Not having names on the back of the Yankee jersey is a long-standing tradition that has been ingrained in the culture of the Yankees, so much so, that the Yankees are the only team in MLB without names on any jersey. To add names on the back of the jersey after over 100 years, would be to betray our shared culture, history, and uniqueness.
Yes, I know that the Yankee pinstripe uniform was altered a few times in the early years of the franchise. And yes, I also know that the sleeve stripes and white outline to the road grays didn’t come until the 70s. So yes, there is one change to the road grays since the 1930s. I do not consider the acceptance of one minimal change over the span of 80 years as a good argument to add names on uniforms that have never had them for over 100 years, especially when the Yankees are notorious for not having those names to begin with.
Hand-in-hand with the no-names tradition comes the absence of alternate jerseys. My argument against the alternate jersey comes in the same vein: The Yankees have never had an alternate jersey, and that has become a part of our uniqueness and therefore culture.
Make no mistake, I think the spring training blue “New York” jerseys look fantastic. I look forward to seeing them every spring. I own one, and it would honestly be the best choice for an alternate in the case that the Yankees ever did wear one (with matching blue pants). But I am not willing to sacrifice an age-old tradition when we already see this uniform in a healthy dose anyway.
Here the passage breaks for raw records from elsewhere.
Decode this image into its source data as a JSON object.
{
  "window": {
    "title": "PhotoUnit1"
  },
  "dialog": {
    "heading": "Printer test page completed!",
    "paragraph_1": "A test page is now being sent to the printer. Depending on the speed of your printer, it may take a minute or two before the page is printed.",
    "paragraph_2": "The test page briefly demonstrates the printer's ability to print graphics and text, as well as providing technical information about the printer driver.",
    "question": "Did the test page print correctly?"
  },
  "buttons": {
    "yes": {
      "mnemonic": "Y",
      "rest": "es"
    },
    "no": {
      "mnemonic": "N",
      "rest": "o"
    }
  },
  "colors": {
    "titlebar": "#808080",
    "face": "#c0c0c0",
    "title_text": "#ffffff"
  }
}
I have also observed many fans express their admiration for the black-on-black 2019 Players Weekend jersey. This should come as no shock: while I did think they looked sharp for three days, I do not believe the Yankees should adopt them into the regular jersey lineup. Consider this: black jerseys are a Mets thing (and frankly they did it better than anyone else in baseball). I would be against adopting the black-on-black just for the symbolism that it looks like we are copying the Mets. The Yankees copy no one. The Yankees are the anchor.
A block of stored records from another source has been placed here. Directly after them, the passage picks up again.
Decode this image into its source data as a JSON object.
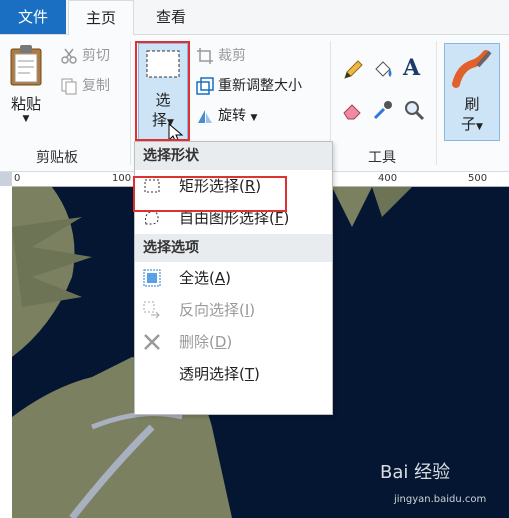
{
  "tabs": {
    "file": "文件",
    "home": "主页",
    "view": "查看"
  },
  "clipboard": {
    "paste": "粘贴",
    "cut": "剪切",
    "copy": "复制",
    "group": "剪贴板"
  },
  "image_group": {
    "select_line1": "选",
    "select_line2": "择",
    "crop": "裁剪",
    "resize": "重新调整大小",
    "rotate": "旋转"
  },
  "tools": {
    "group": "工具",
    "brush_line1": "刷",
    "brush_line2": "子"
  },
  "ruler": {
    "ticks": [
      "0",
      "100",
      "400",
      "500"
    ]
  },
  "menu": {
    "head_shape": "选择形状",
    "rect_prefix": "矩形选择(",
    "rect_key": "R",
    "rect_suffix": ")",
    "free_prefix": "自由图形选择(",
    "free_key": "F",
    "free_suffix": ")",
    "head_options": "选择选项",
    "all_prefix": "全选(",
    "all_key": "A",
    "all_suffix": ")",
    "invert_prefix": "反向选择(",
    "invert_key": "I",
    "invert_suffix": ")",
    "delete_prefix": "删除(",
    "delete_key": "D",
    "delete_suffix": ")",
    "trans_prefix": "透明选择(",
    "trans_key": "T",
    "trans_suffix": ")"
  },
  "watermark": {
    "brand": "Bai 经验",
    "url": "jingyan.baidu.com"
  },
  "colors": {
    "accent": "#1a6fc2",
    "highlight": "#e03131",
    "image_bg": "#051633",
    "leaf": "#7a8060"
  }
}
The Yankee brand is very clear: no names, no alternates.
I hinted at this earlier, but if I were in a position of power on the Yankees, I would get creative and create a plethora of alternate uniforms to wear exclusively during spring training over the years. This satisfies fans who want to see the Yankees wear fun new jerseys and avoids stepping on the toes of the traditionalists (like me) during the regular and post-season.
For spring training, I would keep the blue “NY” jersey and the blue “New York” jersey, and add a new third and fourth jersey every year. I would also eliminate the pinstripes entirely from Spring training, just to bring an added sense of accomplishment and completion to opening day when they are finally used again.
Another idea would be for the Yankees to have a line of alternate batting practice jerseys to be used during pregame warm-ups and sold at the team store. They can even be some of the same jerseys from spring training. Again, we can preserve the tradition of the Yankees while also getting creative with modern jersey styles by having players wear them outside of regulated gameplay. Hell, you can even have fan submission contests to really get people involved.
Identity and culture are centric to building a fan base. No other baseball team has an identity and culture as worldwide recognized as the New York Yankees. The centerpieces of Yankees culture are history and tradition. The Yankee uniform is the physical manifestation of history, and the closest connection we have left to our roots since the old stadium was torn down.
As the world changes, society likes to find the anchor that keeps them grounded and comforted. I feel like this is something we can understand now more than ever in 2021. So as baseball has changed, and will change over the years and generations, the Yankees and their uniform have always been, and should always be the constant and the anchor.
It is my fear that one day the Steinbrenner family will sell the Yankees to an owner who does not understand this.